SAN DIEGO — Kenley Jansen has saved a career-high 27 games this season and is tied with Cincinnati’s Aroldis Chapman for the strikeout lead among National League relievers with 107 in 72 appearances.
Just imagine how good the right-hander would be if he were pitching with his good arm.
Jansen is a natural lefty. In fact, pitching is the only thing he does with his right hand. And he would still be throwing left-handed if not for his right-handed brothers.
“When I was a kid, I used to use a right-handed glove and I’d just put it on the other hand,” says Jansen, who grew up in Curacao. “They almost started a fight with me. They said if I didn’t stop doing that they would beat me up.”
So Jansen taught himself to throw right-handed. He says he can still throw with his left arm but not with the mid-90s power he has right-handed.

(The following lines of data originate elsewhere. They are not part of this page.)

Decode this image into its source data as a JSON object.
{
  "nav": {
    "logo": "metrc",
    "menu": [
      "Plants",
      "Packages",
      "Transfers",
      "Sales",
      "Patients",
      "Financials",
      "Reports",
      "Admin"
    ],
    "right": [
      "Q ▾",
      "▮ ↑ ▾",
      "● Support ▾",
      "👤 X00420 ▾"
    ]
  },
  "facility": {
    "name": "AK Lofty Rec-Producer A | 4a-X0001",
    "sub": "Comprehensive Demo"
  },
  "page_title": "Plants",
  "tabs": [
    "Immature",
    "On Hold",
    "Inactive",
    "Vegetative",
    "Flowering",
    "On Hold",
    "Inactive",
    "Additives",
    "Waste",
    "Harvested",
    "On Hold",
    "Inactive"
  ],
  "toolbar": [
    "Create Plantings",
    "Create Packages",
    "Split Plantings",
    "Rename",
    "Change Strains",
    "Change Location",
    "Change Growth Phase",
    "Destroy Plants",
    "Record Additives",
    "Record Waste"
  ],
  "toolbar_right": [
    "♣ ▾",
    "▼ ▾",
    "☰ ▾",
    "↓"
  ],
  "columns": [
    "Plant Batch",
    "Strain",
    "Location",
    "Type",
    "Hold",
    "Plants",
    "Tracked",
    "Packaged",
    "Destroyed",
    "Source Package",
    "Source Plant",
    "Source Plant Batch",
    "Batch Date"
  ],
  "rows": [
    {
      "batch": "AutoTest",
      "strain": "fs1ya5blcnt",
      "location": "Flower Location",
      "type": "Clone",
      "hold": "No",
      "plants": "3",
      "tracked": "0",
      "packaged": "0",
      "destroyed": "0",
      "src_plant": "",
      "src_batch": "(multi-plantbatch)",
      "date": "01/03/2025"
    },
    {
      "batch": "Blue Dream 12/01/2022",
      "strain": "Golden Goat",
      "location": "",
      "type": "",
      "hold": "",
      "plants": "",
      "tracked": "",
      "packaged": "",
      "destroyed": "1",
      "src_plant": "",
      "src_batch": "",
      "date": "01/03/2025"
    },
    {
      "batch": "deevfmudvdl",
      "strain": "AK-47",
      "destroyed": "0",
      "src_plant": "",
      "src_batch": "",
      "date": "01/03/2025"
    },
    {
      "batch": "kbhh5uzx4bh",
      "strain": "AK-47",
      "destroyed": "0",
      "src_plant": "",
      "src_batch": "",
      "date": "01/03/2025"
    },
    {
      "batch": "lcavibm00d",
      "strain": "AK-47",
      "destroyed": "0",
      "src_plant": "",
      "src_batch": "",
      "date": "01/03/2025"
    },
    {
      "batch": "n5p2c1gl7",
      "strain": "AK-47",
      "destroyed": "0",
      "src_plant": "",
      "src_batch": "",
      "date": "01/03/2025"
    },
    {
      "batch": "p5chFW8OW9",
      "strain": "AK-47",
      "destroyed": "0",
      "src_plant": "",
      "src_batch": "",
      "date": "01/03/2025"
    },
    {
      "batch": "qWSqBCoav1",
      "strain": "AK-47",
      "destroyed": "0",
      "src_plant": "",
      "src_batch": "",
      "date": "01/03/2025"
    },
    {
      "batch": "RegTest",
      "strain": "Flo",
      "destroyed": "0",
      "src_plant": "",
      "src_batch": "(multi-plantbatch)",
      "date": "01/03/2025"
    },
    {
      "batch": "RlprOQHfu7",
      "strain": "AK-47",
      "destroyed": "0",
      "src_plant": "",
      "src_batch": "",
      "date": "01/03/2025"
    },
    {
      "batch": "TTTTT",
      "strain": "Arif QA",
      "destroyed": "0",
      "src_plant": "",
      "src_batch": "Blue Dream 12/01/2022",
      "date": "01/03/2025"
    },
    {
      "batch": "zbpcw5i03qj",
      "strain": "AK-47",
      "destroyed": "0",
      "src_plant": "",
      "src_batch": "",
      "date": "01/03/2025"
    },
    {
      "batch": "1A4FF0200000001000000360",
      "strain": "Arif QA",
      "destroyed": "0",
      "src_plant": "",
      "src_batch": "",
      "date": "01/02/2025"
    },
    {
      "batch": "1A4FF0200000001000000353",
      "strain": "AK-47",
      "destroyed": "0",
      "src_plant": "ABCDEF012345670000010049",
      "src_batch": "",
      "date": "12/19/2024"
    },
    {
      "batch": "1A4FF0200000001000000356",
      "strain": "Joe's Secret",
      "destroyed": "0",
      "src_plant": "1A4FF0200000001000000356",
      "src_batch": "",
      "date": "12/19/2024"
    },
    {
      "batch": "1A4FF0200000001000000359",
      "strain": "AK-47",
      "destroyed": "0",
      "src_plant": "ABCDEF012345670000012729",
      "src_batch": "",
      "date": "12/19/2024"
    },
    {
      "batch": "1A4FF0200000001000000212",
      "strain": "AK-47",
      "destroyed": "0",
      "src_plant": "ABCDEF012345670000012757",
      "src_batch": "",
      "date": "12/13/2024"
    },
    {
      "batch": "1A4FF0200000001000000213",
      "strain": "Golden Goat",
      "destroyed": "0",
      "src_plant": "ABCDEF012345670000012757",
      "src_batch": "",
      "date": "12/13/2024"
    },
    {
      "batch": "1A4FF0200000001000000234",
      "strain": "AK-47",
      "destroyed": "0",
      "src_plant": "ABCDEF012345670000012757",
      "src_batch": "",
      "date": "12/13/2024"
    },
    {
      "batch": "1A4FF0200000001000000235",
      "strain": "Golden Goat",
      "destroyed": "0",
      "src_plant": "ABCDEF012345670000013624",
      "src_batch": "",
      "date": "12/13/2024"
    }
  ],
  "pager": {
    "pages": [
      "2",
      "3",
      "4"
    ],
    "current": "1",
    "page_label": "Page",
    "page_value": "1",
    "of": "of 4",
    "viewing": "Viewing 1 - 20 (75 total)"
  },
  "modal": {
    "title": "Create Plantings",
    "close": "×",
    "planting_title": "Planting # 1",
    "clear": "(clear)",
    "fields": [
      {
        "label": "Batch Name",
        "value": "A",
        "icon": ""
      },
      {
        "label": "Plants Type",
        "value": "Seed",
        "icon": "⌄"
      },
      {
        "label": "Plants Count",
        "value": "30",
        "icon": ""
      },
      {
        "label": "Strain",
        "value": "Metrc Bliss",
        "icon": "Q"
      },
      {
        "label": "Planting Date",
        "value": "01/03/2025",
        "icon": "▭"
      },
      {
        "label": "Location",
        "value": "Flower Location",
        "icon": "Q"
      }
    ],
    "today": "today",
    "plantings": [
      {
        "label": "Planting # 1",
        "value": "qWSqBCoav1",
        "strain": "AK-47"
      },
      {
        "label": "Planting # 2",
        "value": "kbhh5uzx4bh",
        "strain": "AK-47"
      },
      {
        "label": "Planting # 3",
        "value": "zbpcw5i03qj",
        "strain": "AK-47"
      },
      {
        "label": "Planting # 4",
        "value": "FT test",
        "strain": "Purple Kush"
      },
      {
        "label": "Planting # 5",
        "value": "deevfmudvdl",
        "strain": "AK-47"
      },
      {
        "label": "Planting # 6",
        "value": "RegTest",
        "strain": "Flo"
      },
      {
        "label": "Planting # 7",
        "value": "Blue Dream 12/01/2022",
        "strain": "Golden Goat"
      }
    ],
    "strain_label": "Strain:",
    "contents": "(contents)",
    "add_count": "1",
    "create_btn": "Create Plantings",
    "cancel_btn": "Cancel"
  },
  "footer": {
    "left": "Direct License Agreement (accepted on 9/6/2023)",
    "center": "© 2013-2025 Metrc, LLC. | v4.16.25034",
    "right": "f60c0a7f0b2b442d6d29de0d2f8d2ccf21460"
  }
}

And he’s not the only Dodgers pitcher who throws with the “wrong” hand. Starting pitcher Hyun-Jin Ryu is right-handed everywhere but on the mound. Ryu said that when he started playing baseball at age 10 his father brought him a right-handed fielder’s glove on purpose so he would have to throw with his left.
“They’re like mirror images of each other,” Martin Kim, Ryu’s interpreter, said of Ryu and Jansen.
Andre Ethier, out nine days because of a sprained left ankle, pinch-hit in the ninth inning Sunday and struck out on three pitches. He appeared to favor the ankle after the second strike but declined to talk about it after the game. He could be back in the starting lineup Tuesday in San Francisco. . . . Chris Capuano, who hasn’t pitched since straining a groin muscle more than two weeks ago, said he is feeling much better since getting an injection of platelet-rich plasma last week. The left-hander, in a race to get fit in time for the playoffs, expects to throw a bullpen session Tuesday.